Allem voran ist das milde Klima zu nennen, welches sich besonders zum Anbau verschiedenster Früchte eignet. Ob Bananen, Kokosnüsse oder Mangos, auf den drei kleinen Kanaren fällt das Schlemmen süßer und frischer Leckereien nicht gerade schwer. Um sich im Urlaub zudem sportlich zu betätigen und dabei noch die Landschaft zu bewundern, können Reisegäste zahlreiche Wanderrouten nutzen, welche zum Teil sogar durch völlig unberührte Natur verlaufen.
Auf Gomera bietet sich des weiteren die Möglichkeit, geführte Wanderausflüge zu buchen oder aber den bekannten Nationalpark Garajonay zu besuchen. Auch ein Besuch im Tal des großen Königs, im Valle Gran Rey, ist eine Reise wert. Im legendären Tal wachsen die leckersten Früchte des Landes, welche Besuchern auf einer deutschsprachigen Führung erklärt werden können. Ein weiteres unvergessliches Erlebnis kann auch ein Ausflug zu den Delfinen sein. Wer mit einem der Boote herausfährt, bekommt während einer vierstündigen Tour viele der niedlichen Meeresbewohner zu sehen.
Die zweite der insgesamt drei kleinen Kanareninseln, La Palma, bietet im Gegensatz zu La Gomera ein sehr vielschichtigeres Landschaftsbild. Während der Norden sattgrüne Wälder und Täler beherbergt, kommt der Süden als vulkanisches Gebiet in rötlichen Tönen daher. Rote Lavastrände und der Vulkankessel „Caldera de Taburiente“ dürften dabei jedem Besucher den Atem rauben. Die südlichen Regionen sind des weiteren bei Weinliebhabern beliebt, welche dort Weine der Marke „Tenegui“ kosten können. Im Nordosten der Insel La Palma liegt schließlich die Hauptstadt Santa Cruz, welche Touristen auf jeden Fall besuchen sollten. Besonders die zahlreichen historischen Gebäude in der „Calle O’Daly“ sind legendär für die reichbesuchte Stadt. Wer dahingegen mit Kindern auf die Insel reist, sollte eher einen Besuch im Meerwasserpool Charco Azul bei San Andrés in Betracht ziehen. Der Eintritt in den Pool ist frei.

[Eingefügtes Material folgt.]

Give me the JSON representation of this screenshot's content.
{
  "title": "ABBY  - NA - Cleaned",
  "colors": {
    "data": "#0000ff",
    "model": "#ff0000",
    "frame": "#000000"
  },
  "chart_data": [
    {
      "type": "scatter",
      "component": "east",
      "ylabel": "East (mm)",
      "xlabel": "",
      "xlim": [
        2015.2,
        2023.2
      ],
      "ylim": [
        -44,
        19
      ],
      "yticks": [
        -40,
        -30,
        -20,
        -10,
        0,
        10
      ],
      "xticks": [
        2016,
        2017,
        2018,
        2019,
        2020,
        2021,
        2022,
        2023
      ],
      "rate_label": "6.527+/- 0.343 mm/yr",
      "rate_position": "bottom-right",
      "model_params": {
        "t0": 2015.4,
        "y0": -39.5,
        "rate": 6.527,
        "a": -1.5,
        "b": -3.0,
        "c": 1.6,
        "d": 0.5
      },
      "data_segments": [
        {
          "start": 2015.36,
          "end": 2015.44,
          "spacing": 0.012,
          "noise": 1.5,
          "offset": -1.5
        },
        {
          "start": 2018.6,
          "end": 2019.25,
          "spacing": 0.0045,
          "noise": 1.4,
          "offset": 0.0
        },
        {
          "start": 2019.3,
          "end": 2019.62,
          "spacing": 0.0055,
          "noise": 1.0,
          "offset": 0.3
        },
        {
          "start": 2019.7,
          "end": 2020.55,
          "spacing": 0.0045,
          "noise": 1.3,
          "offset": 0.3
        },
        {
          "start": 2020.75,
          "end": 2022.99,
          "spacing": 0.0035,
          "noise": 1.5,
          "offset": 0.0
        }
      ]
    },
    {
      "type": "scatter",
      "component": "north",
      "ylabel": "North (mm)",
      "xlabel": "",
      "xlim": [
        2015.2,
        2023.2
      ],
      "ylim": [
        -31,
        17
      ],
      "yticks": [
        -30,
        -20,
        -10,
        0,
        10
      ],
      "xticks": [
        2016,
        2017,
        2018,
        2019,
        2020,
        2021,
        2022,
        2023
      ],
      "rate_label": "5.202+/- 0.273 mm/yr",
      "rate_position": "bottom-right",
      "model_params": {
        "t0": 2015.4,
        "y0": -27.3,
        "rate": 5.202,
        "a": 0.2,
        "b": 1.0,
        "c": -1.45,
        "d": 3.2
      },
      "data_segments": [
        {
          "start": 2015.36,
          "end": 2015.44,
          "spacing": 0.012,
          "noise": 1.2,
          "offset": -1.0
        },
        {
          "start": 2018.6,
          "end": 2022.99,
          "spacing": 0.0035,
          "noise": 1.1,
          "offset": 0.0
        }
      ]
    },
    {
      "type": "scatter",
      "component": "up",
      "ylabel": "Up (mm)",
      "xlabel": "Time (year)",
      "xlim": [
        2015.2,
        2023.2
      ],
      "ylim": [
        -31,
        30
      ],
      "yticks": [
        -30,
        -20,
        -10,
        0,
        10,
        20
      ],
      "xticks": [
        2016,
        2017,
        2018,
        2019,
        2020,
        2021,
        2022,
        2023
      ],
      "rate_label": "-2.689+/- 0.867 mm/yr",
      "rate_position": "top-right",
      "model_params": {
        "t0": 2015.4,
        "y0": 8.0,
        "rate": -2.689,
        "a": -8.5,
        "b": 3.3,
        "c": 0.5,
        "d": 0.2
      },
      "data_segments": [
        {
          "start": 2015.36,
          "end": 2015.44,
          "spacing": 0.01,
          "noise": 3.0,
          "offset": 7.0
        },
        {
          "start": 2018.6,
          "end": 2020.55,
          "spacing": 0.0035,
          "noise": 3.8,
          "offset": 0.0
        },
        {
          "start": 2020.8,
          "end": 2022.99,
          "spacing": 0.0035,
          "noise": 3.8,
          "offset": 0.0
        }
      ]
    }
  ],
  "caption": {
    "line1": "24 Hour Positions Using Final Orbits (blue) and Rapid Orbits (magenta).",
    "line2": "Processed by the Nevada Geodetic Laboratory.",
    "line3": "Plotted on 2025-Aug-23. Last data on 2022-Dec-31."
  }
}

Können La Gomera und La Palma ihre Gäste besonders durch zahlreiche Gebirge und Berge in den Bann ziehen, weiß El Hierro eher durch Hochebenen zu überzeugen. Die kleine und am südlichsten gelegene Insel gewährt Touristen dabei einen Einblick in die Vergangenheit und seine Bewohner halten noch heute an alten Traditionen fest: Holzschnitzen und Weben gehören ebenso zum alltäglichen Leben der Insulaner wie die historischen Altstädte und Kirchen. Einen Besuch wert ist der Leuchtturm in Faro de Orchilla, welcher schon seit ewigen Zeiten Schiffen den Weg in die Heimat weist. Das kleine Restaurant direkt am Meer am Mirador de la Peña ist dahingegen eher für Romantiker geeignet. Vom bekannten Architekt César Manrique errichtet, bietet es Besuchern einen atemberaubenden Ausblick auf den Atlantik. Zuletzt sei noch zu betonen, dass ein Urlaub auf den kleinen Kanareninseln besonders in den Sommermonaten am günstigsten ist, wobei die Temperaturen bei bis zu 30 Grad liegen können. In den Monaten von November bis April herrscht dahingegen Hauptsaison und die Inseln bieten Zuflucht für allerlei Sonnenanbeter.